The OctoCam stack is divided into three layers - the OctoCam Pi that's actually stuck to the window capturing images, the backend which does image storage/video encoding, and the frontend which does video storage and actually serves the frontend. There's a split between the backend and frontend as my web VPS does not have the storage for storing all of OctoCam's images nor the CPU power to encode OctoCam videos. Thankfully, the "server" (it's an Optiplex 3060 from eBay) in my apartment has a lot of "CPU power" (as much as an i5-8500 has...but much more than my VPS) and disk space! But it's also on a residental asymmetric connection with measly upload speeds - not great for serving video. As such, the backend uploads videos for the frontend for storage. That's a very high level summary of the stack though, the image has A LOT more detail.
In terms of image capture, OctoCam is currently using the Raspberry Pi Camera Module 3 since June 2024, a Sony IMX708 with a ~70 degree FoV. Images are captured at 1296x2304 using the Picamera2 library. Focus is set to infinity at night, and during the day is refocused every 20 minutes.
OctoCam has gone through three other cameras (and four resolutions) throughout its lifetime, including:
- - Raspberry Pi Camera Module 3 at 2304x1296 in June 2024
- - Raspberry Pi Camera Module 3 Wide from June 2023 to June 2024 (2304x1296)
- - Omnivision OV5647 at 120 degree FoV from May 2021 to June 2023 (1600x1200)
- - Omnivision OV5647 at ~80 degree FoV from March 2021 to May 2021 (1600x1200)
OctoCam usually captures in full auto during the day, but has special logic to go into a custom night mode with longer, fixed shutter speeds.

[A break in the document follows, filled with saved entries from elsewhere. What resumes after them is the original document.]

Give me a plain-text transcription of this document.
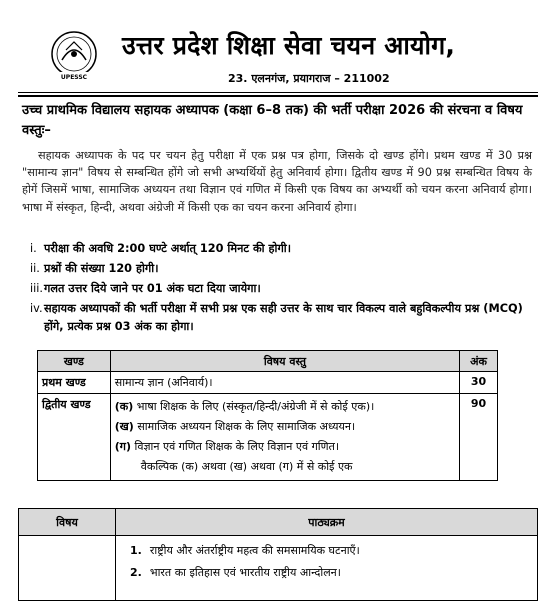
UPESSC
उत्तर प्रदेश शिक्षा सेवा चयन आयोग,
23. एलनगंज, प्रयागराज – 211002
उच्च प्राथमिक विद्यालय सहायक अध्यापक (कक्षा 6–8 तक) की भर्ती परीक्षा 2026 की संरचना व विषय वस्तुः–
सहायक अध्यापक के पद पर चयन हेतु परीक्षा में एक प्रश्न पत्र होगा, जिसके दो खण्ड होंगे। प्रथम खण्ड में 30 प्रश्न "सामान्य ज्ञान" विषय से सम्बन्धित होंगे जो सभी अभ्यर्थियों हेतु अनिवार्य होगा। द्वितीय खण्ड में 90 प्रश्न सम्बन्धित विषय के होगें जिसमें भाषा, सामाजिक अध्ययन तथा विज्ञान एवं गणित में किसी एक विषय का अभ्यर्थी को चयन करना अनिवार्य होगा। भाषा में संस्कृत, हिन्दी, अथवा अंग्रेजी में किसी एक का चयन करना अनिवार्य होगा।
i. परीक्षा की अवधि 2:00 घण्टे अर्थात् 120 मिनट की होगी।
ii. प्रश्नों की संख्या 120 होगी।
iii. गलत उत्तर दिये जाने पर 01 अंक घटा दिया जायेगा।
iv. सहायक अध्यापकों की भर्ती परीक्षा में सभी प्रश्न एक सही उत्तर के साथ चार विकल्प वाले बहुविकल्पीय प्रश्न (MCQ) होंगे, प्रत्येक प्रश्न 03 अंक का होगा।
खण्ड	विषय वस्तु	अंक
प्रथम खण्ड	सामान्य ज्ञान (अनिवार्य)।	30
द्वितीय खण्ड	(क) भाषा शिक्षक के लिए (संस्कृत/हिन्दी/अंग्रेजी में से कोई एक)।
(ख) सामाजिक अध्ययन शिक्षक के लिए सामाजिक अध्ययन।
(ग) विज्ञान एवं गणित शिक्षक के लिए विज्ञान एवं गणित।
वैकल्पिक (क) अथवा (ख) अथवा (ग) में से कोई एक	90
विषय	पाठ्यक्रम

	1. राष्ट्रीय और अंतर्राष्ट्रीय महत्व की समसामयिक घटनाएँ।
2. भारत का इतिहास एवं भारतीय राष्ट्रीय आन्दोलन।
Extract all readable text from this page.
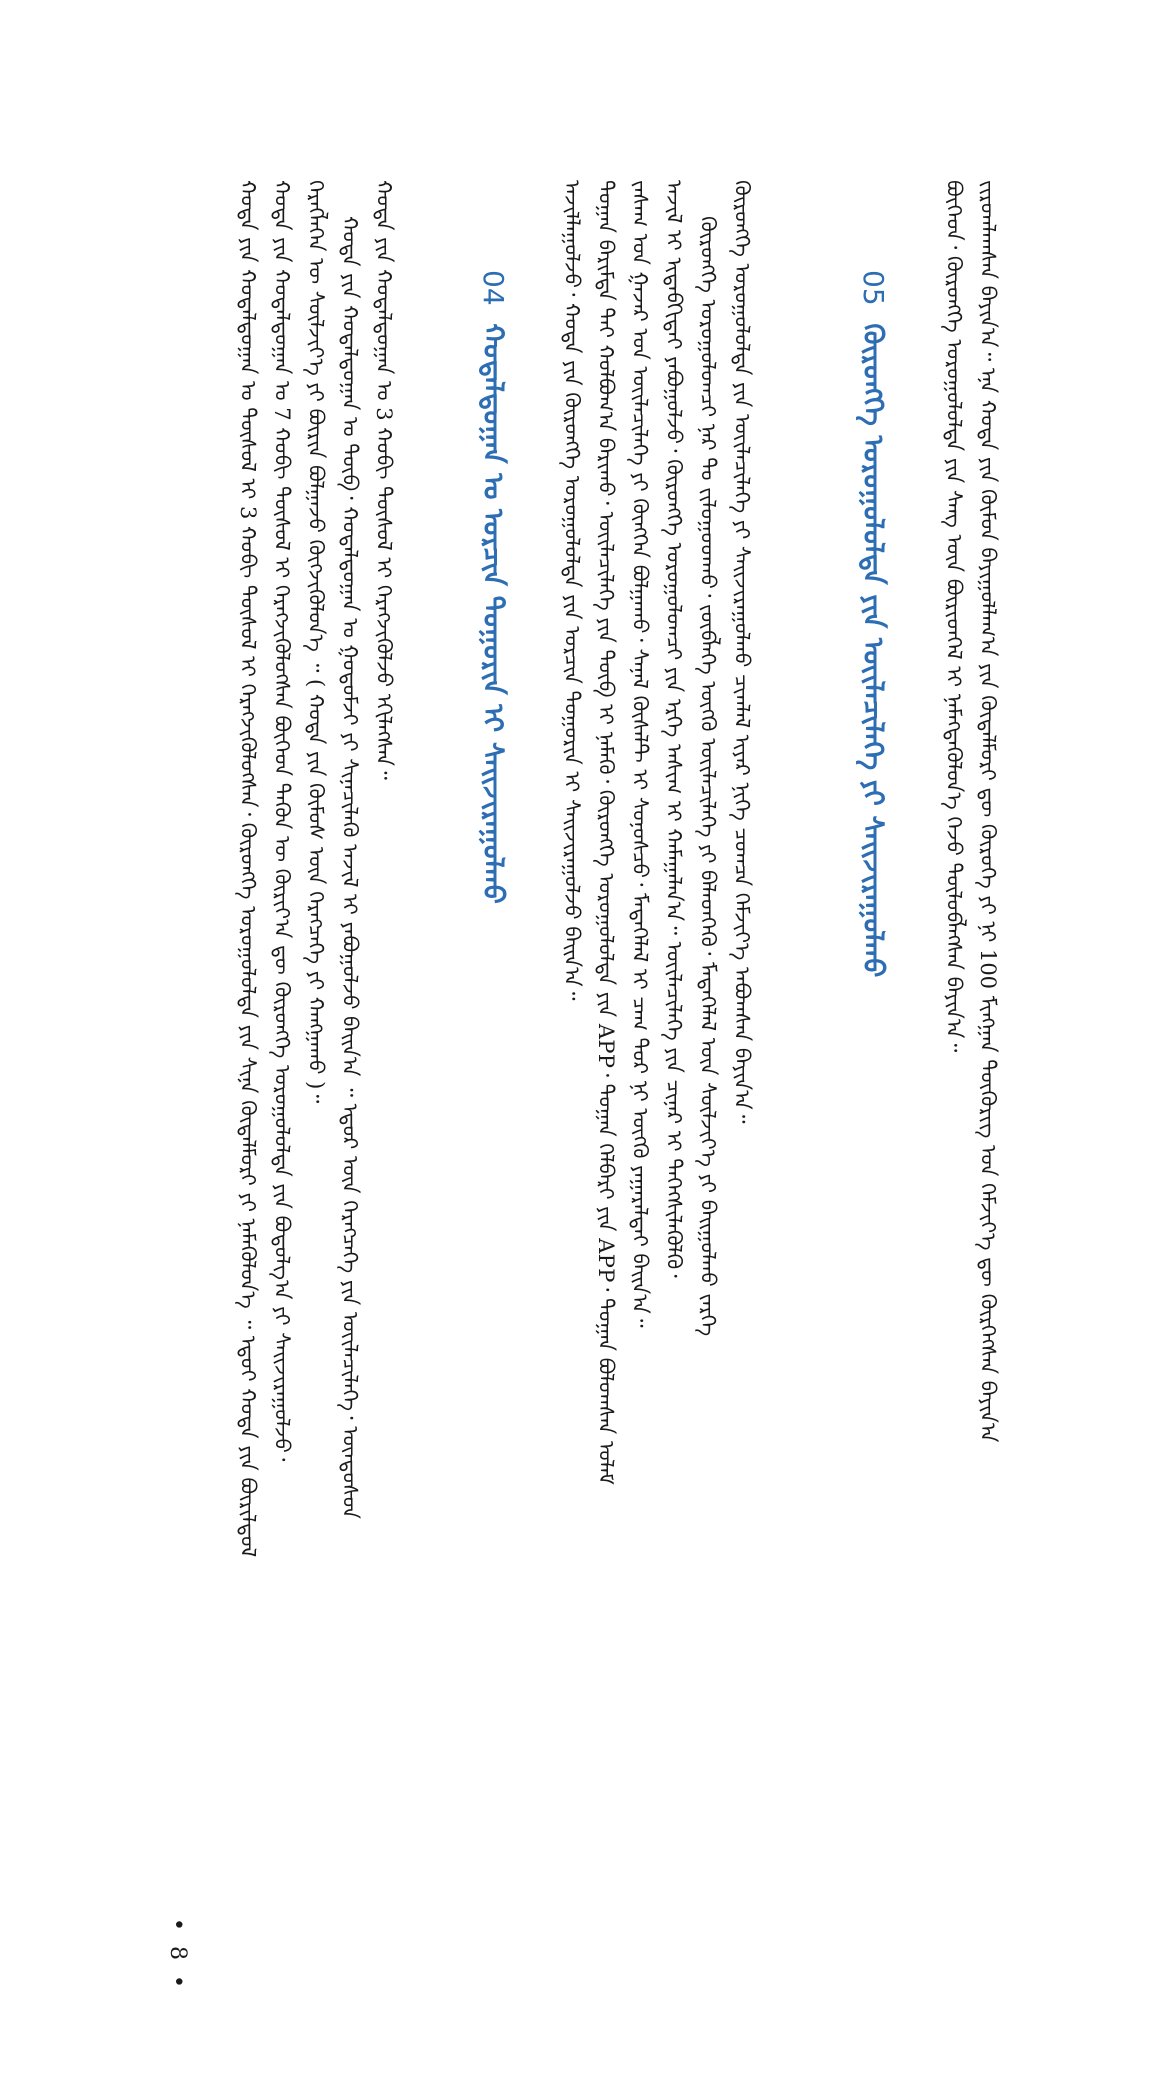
ᠵᠢᠷᠤᠭᠯᠠᠭᠰᠠᠨ ᠪᠠᠶᠢᠨ᠎ᠠ᠃ ᠡᠨᠡ ᠬᠣᠲᠠ ᠶᠢᠨ ᠬᠦᠮᠦᠨ ᠪᠠᠶᠢᠭᠤᠯᠯᠠᠭ᠎ᠠ ᠶᠢᠨ ᠬᠦᠳᠡᠯᠮᠦᠷᠢ ᠳᠦ ᠬᠦᠷᠦᠭᠡ ᠶᠢ ᠨᠢ 100 ᠮᠢᠩᠭᠠᠨ ᠲᠥᠬᠦᠷᠢᠭ ᠤᠨ ᠬᠡᠮᠵᠢᠶ᠎ᠡ ᠳᠦ ᠬᠦᠷᠭᠡᠭᠰᠡᠨ ᠪᠠᠶᠢᠨ᠎ᠠ
ᠪᠥᠭᠡᠳ᠂ ᠬᠥᠷᠥᠩᠭᠡ ᠣᠷᠣᠭᠤᠯᠤᠯᠲᠠ ᠶᠢᠨ ᠰᠠᠩ ᠦᠨ ᠪᠦᠷᠢᠳᠭᠡᠯ ᠢ ᠨᠡᠮᠡᠭᠳᠡᠭᠦᠯᠦᠨ᠎ᠡ ᠭᠡᠵᠦ ᠲᠥᠯᠥᠪᠯᠡᠭᠰᠡᠨ ᠪᠠᠶᠢᠨ᠎ᠠ᠃
05 ᠬᠥᠷᠥᠩᠭᠡ ᠣᠷᠣᠭᠤᠯᠤᠯᠲᠠ ᠶᠢᠨ ᠦᠢᠯᠡᠴᠢᠯᠡᠭᠡ ᠶᠢ ᠰᠠᠢᠵᠢᠷᠠᠭᠤᠯᠬᠤ
ᠬᠥᠷᠥᠩᠭᠡ ᠣᠷᠣᠭᠤᠯᠤᠯᠲᠠ ᠶᠢᠨ ᠦᠢᠯᠡᠴᠢᠯᠡᠭᠡ ᠶᠢ ᠰᠠᠢᠵᠢᠷᠠᠭᠤᠯᠬᠤ ᠴᠢᠭᠯᠠᠯ ᠢᠶᠡᠷ ᠨᠢᠭᠡ ᠴᠣᠭᠴᠠ ᠬᠡᠮᠵᠢᠶ᠎ᠡ ᠠᠪᠤᠭᠰᠠᠨ ᠪᠠᠶᠢᠨ᠎ᠠ᠃
ᠬᠥᠷᠥᠩᠭᠡ ᠣᠷᠣᠭᠤᠯᠤᠭᠴᠢ ᠨᠠᠷ ᠲᠤ ᠵᠢᠯᠤᠭᠤᠳᠬᠤ᠂ ᠵᠥᠪᠯᠡᠭᠡ ᠥᠭᠬᠦ ᠦᠢᠯᠡᠴᠢᠯᠡᠭᠡ ᠶᠢ ᠪᠡᠯᠡᠳᠬᠡᠬᠦ᠂ ᠮᠡᠳᠡᠭᠡᠯᠡᠯ ᠦᠨ ᠰᠦᠯᠵᠢᠶ᠎ᠡ ᠶᠢ ᠪᠠᠢᠭᠤᠯᠬᠤ ᠵᠡᠷᠭᠡ
ᠠᠵᠢᠯ ᠢ ᠢᠳᠡᠪᠬᠢᠲᠡᠢ ᠶᠠᠪᠤᠭᠤᠯᠵᠤ᠂ ᠬᠥᠷᠥᠩᠭᠡ ᠣᠷᠣᠭᠤᠯᠤᠭᠴᠢ ᠶᠢᠨ ᠡᠷᠬᠡ ᠠᠰᠢᠭ ᠢ ᠬᠠᠮᠠᠭᠠᠯᠠᠨ᠎ᠠ᠃ ᠦᠢᠯᠡᠴᠢᠯᠡᠭᠡ ᠶᠢᠨ ᠴᠢᠨᠠᠷ ᠢ ᠳᠡᠭᠡᠭᠰᠢᠯᠡᠭᠦᠯᠬᠦ᠂
ᠵᠠᠰᠠᠭ ᠤᠨ ᠭᠠᠵᠠᠷ ᠤᠨ ᠦᠢᠯᠡᠴᠢᠯᠡᠭᠡ ᠶᠢ ᠬᠥᠩᠭᠡᠨ ᠪᠣᠯᠭᠠᠬᠤ᠂ ᠰᠠᠨᠠᠯ ᠬᠦᠰᠡᠯᠲ ᠢ ᠰᠣᠨᠣᠰᠴᠤ᠂ ᠮᠡᠳᠡᠭᠡᠯᠡᠯ ᠢ ᠴᠠᠭ ᠲᠤᠷ ᠨᠢ ᠦᠭᠬᠦ ᠶᠠᠭᠠᠷᠠᠯᠲᠠᠢ ᠪᠠᠢᠨ᠎ᠠ᠃
ᠲᠣᠭᠠᠨ ᠪᠠᠷᠢᠮᠲᠠ ᠲᠠᠢ ᠬᠣᠯᠪᠣᠭ᠎ᠠ ᠪᠠᠷᠢᠬᠤ᠂ ᠦᠢᠯᠡᠴᠢᠯᠡᠭᠡ ᠶᠢᠨ ᠲᠥᠪ ᠢ ᠨᠡᠮᠡᠬᠦ᠂ ᠬᠥᠷᠥᠩᠭᠡ ᠣᠷᠣᠭᠤᠯᠤᠯᠲᠠ ᠶᠢᠨ APP᠂ ᠲᠣᠭᠠᠨ ᠬᠡᠯᠪᠡᠷᠢ ᠶᠢᠨ APP᠂ ᠲᠣᠭᠠᠨ ᠪᠣᠯᠤᠭᠰᠠᠨ ᠤᠯᠠᠮ
ᠠᠵᠢᠯᠯᠠᠭᠤᠯᠵᠤ᠂ ᠬᠣᠲᠠ ᠶᠢᠨ ᠬᠥᠷᠥᠩᠭᠡ ᠣᠷᠣᠭᠤᠯᠤᠯᠲᠠ ᠶᠢᠨ ᠣᠷᠴᠢᠨ ᠲᠣᠭᠣᠷᠢᠨ ᠢ ᠰᠠᠢᠵᠢᠷᠠᠭᠤᠯᠵᠤ ᠪᠠᠢᠨ᠎ᠠ᠃
04 ᠬᠣᠳᠠᠯᠳᠤᠭᠠᠨ ᠤ ᠣᠷᠴᠢᠨ ᠲᠣᠭᠣᠷᠢᠨ ᠢ ᠰᠠᠢᠵᠢᠷᠠᠭᠤᠯᠬᠤ
ᠬᠣᠲᠠ ᠶᠢᠨ ᠬᠣᠳᠠᠯᠳᠤᠭᠠᠨ ᠤ 3 ᠬᠣᠪᠢ ᠲᠥᠰᠥᠯ ᠢ ᠬᠡᠷᠡᠭᠵᠢᠭᠦᠯᠵᠦ ᠡᠬᠢᠯᠡᠭᠰᠡᠨ᠃
ᠬᠣᠲᠠ ᠶᠢᠨ ᠬᠣᠳᠠᠯᠳᠤᠭᠠᠨ ᠤ ᠲᠥᠪ᠂ ᠬᠣᠳᠠᠯᠳᠤᠭᠠᠨ ᠤ ᠭᠤᠳᠤᠮᠵᠢ ᠶᠢ ᠰᠢᠨᠡᠴᠢᠯᠡᠬᠦ ᠠᠵᠢᠯ ᠢ ᠶᠠᠪᠤᠭᠤᠯᠵᠤ ᠪᠠᠢᠨ᠎ᠠ ᠃ ᠡᠳᠦᠷ ᠦᠨ ᠬᠡᠷᠡᠭᠴᠡᠭᠡ ᠶᠢᠨ ᠦᠢᠯᠡᠴᠢᠯᠡᠭᠡ᠂ ᠦᠨᠳᠦᠰᠦᠨ
ᠬᠡᠷᠡᠭᠯᠡᠭᠡᠨ ᠦ ᠰᠦᠯᠵᠢᠶ᠎ᠡ ᠶᠢ ᠪᠦᠷᠢᠨ ᠪᠣᠯᠭᠠᠵᠤ ᠬᠥᠭᠵᠢᠭᠦᠯᠦᠨ᠎ᠡ ᠃ ( ᠬᠣᠲᠠ ᠶᠢᠨ ᠬᠦᠮᠦᠰ ᠦᠨ ᠬᠡᠷᠡᠭᠴᠡᠭᠡ ᠶᠢ ᠬᠠᠩᠭᠠᠬᠤ )᠃
ᠬᠣᠲᠠ ᠶᠢᠨ ᠬᠣᠳᠠᠯᠳᠤᠭᠠᠨ ᠤ 7 ᠬᠣᠪᠢ ᠲᠥᠰᠥᠯ ᠢ ᠬᠡᠷᠡᠭᠵᠢᠭᠦᠯᠦᠭᠰᠡᠨ ᠪᠥᠭᠡᠳ ᠲᠡᠭᠦᠨ ᠦ ᠬᠦᠷᠢᠶ᠎ᠡᠨ ᠳᠦ ᠬᠥᠷᠥᠩᠭᠡ ᠣᠷᠣᠭᠤᠯᠤᠯᠲᠠ ᠶᠢᠨ ᠪᠣᠳᠣᠯᠭ᠎ᠠ ᠶᠢ ᠰᠠᠢᠵᠢᠷᠠᠭᠤᠯᠵᠤ᠂
ᠬᠣᠲᠠ ᠶᠢᠨ ᠬᠣᠳᠠᠯᠳᠤᠭᠠᠨ ᠤ ᠲᠥᠰᠥᠯ ᠢ 3 ᠬᠣᠪᠢ ᠲᠥᠰᠥᠯ ᠢ ᠬᠡᠷᠡᠭᠵᠢᠭᠦᠯᠦᠭᠰᠡᠨ᠂ ᠬᠥᠷᠥᠩᠭᠡ ᠣᠷᠣᠭᠤᠯᠤᠯᠲᠠ ᠶᠢᠨ ᠰᠢᠨᠡ ᠬᠥᠳᠡᠯᠮᠦᠷᠢ ᠶᠢ ᠨᠡᠮᠡᠭᠦᠯᠦᠨ᠎ᠡ ᠃ ᠡᠳᠦᠢ ᠬᠣᠲᠠ ᠶᠢᠨ ᠪᠦᠷᠢᠯᠳᠦᠯ
• 8 •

Night mode runs from just a bit before sunrise to just a bit after sunrise. The timing of night mode is complicated, especially since OctoCam includes checks to see how cloudy it is at sunrise and sunset, and can defer coming out of night mode for longer or go into night mode earlier.
The current night mode exposure time is 125ms in transition night mode (mainly for preventing over-exposures just before/after the sun crosses the horizon), and 250ms in full night mode. Previously, the exposure time was 500ms and 1000ms respectively with the CM3 Wide in Worcester, and 1000ms and 2000ms respectively on the OV5641 cameras.
OctoCam encodes videos at 8 Mbps @ CRF 25 using ffmpeg (previously at 6 Mbps with the OV5647 cameras). There's some compatibility flags so hopefully videos play across as many browsers as possible.
OctoCam is largely coded in Python. The entire Pi-side and backend is done in Python. Both the backend and frontend use Flask as a web server. The frontend also uses Jinja2 server-side rendering for a good chunk of pages (the homepage now uses a lot of client-side rendering to keep things up-to-date however).